When playing my Necrons, I imagine the weapons producing a cacophony of noise, since subtlety doesn't seem to be their idiom:
Gauss Weapons: A thunderclap of voided atmosphere
Tesla Weapons: The hiss and crackle of a high voltage switch being opened
Particle Weapons: The scream of a very wet or very hungry baby
For the tyranids the only weapon I regularly think about (and vocalize during games!) is the Doom of Malan'tai's' cataclysm. I envision occasional blurts of static, increasing slowly until they overlap at an ear splitting level, followed by the thunderous burst like the orbital bombardment seen in Akira
Dark Eldar: The sound is modulated so each shot is a sound evoking absolute terror. In most cases this is multiple females of the species giggling.
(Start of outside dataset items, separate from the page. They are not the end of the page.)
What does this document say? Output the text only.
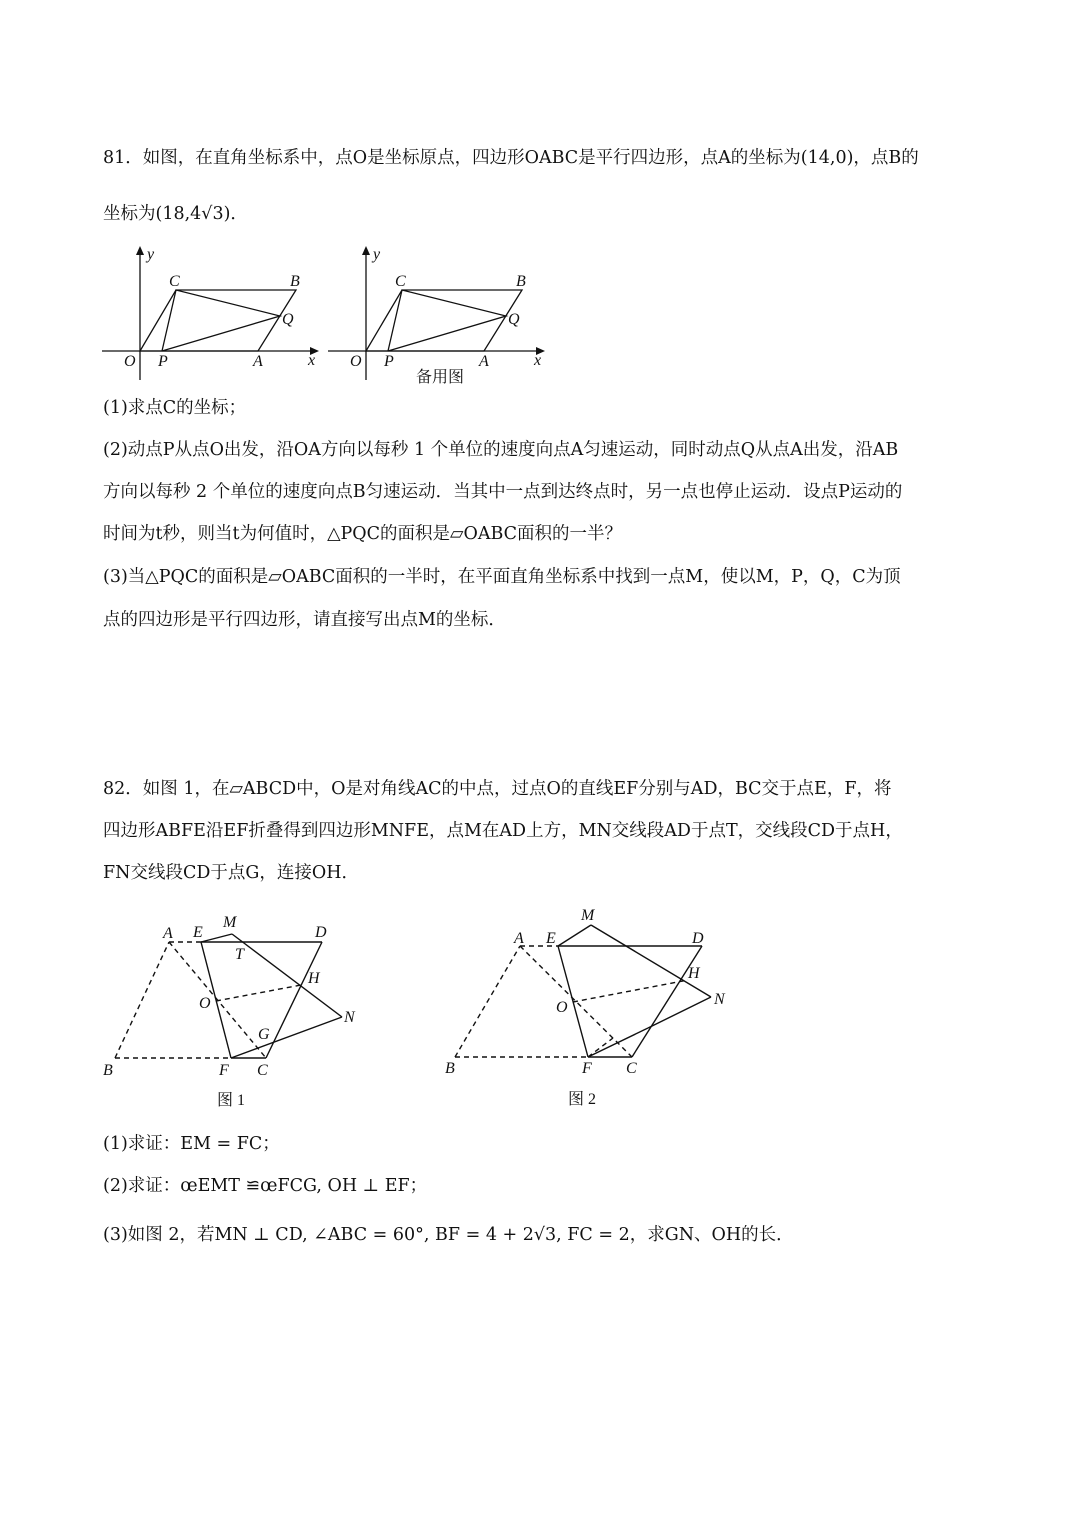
81．如图，在直角坐标系中，点O是坐标原点，四边形OABC是平行四边形，点A的坐标为(14,0)，点B的
坐标为(18,4√3)．
y
x
O P	A
C	B
Q
y
x
O P	A
C	B
Q
备用图
(1)求点C的坐标；
(2)动点P从点O出发，沿OA方向以每秒 1 个单位的速度向点A匀速运动，同时动点Q从点A出发，沿AB
方向以每秒 2 个单位的速度向点B匀速运动．当其中一点到达终点时，另一点也停止运动．设点P运动的
时间为t秒，则当t为何值时，△PQC的面积是▱OABC面积的一半？
(3)当△PQC的面积是▱OABC面积的一半时，在平面直角坐标系中找到一点M，使以M，P，Q，C为顶
点的四边形是平行四边形，请直接写出点M的坐标．
82．如图 1，在▱ABCD中，O是对角线AC的中点，过点O的直线EF分别与AD，BC交于点E，F，将
四边形ABFE沿EF折叠得到四边形MNFE，点M在AD上方，MN交线段AD于点T，交线段CD于点H，
FN交线段CD于点G，连接OH．
A E
M
D
T
H
O
N
G
B	F C
图 1
A E
M
D
H
O	N
B	F C
图 2
(1)求证：EM = FC；
(2)求证：œEMT ≌œFCG, OH ⊥ EF；
(3)如图 2，若MN ⊥ CD, ∠ABC = 60°, BF = 4 + 2√3, FC = 2，求GN、OH的长．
Ask not the EldarGal a question, for she will give you three answers, all of which are puns and terrifying to know. Back off man, I'm a feminist. Ia! Ia! Gloppal Snode!
Well, my sonic weaponry doesn't have firing noises, all they are is speakers with Dubstep playing at the enemy, causing their heads to explode from the awfulness!
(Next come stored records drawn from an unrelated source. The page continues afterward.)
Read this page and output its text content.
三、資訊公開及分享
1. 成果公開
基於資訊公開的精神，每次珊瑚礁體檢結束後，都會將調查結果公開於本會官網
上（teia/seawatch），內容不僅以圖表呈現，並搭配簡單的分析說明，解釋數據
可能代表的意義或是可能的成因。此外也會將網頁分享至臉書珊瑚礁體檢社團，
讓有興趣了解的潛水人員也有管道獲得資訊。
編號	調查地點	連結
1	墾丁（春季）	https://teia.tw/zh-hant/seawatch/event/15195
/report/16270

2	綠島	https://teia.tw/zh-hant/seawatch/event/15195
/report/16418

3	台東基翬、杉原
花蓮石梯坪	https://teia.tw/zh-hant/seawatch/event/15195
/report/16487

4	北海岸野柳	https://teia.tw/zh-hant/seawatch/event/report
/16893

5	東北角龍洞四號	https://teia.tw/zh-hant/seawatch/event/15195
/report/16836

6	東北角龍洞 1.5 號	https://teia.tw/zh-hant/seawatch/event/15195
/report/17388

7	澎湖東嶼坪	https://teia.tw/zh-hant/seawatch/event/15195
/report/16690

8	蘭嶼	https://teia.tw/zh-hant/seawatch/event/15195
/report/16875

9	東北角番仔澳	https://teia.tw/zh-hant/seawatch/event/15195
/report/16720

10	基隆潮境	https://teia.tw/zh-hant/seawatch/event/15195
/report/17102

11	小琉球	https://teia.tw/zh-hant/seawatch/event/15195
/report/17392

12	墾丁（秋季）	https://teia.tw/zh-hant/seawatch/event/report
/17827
It is common debate at my game store between the Noise Marines who use Dubstep, and the Noise Marines that use Death Metal!
Sonic Weaponry is definitely Dubstep, according to Slannesh Simulator 2013 (aka Saints Row IV).
Helpfully, in another thread Meph posted a clip of the exact sound that an Imperial Guard list maxed out on the missile artillery makes: [URL="http://www.lounge.belloflostsouls.net/showthread.php?35387-B-amp-SI-Super-Heavy-Multiple-Launch-Rocket-System-(MLSR)&p=356665&viewfull=1#post356665"]Link[/URL]
Thank you for voxing the Church of Khorne, would you like to donate a skull to the Skull Throne today?
My skaven Mordheim gang squeeks and I make "ratty" with my mouth when they move.
My tomb kings moan like Scooby-Do villains.
My orks talk like British chavs.
Anything las- goes, "pew-pew-pew."
Visit my war gaming blog at: lookoutsir.blogspot.com
just one more reason Slaanesh sucks.
Bolters go Brakkabrakkabkak
Battle Cannons go ka-KOOOOM!!!
Autocannons go duh-Choom!
Meltaguns go phiiiiissssssh!
Plasma Weapons go ZZZZZORRRCH!!!
Chainweapons go bbbrrrRRRRRAAAAWRRRRRR!
Enemies go (bloodcurdling screams)
Berzerkers go 'BLOOD FOR THE BLOOD GOD'
.... i think i just wrote the best children's book ever.
Like God slamming a door.
A fully-automatic, belt-fed door.
I may have mixed my metaphors somewhat.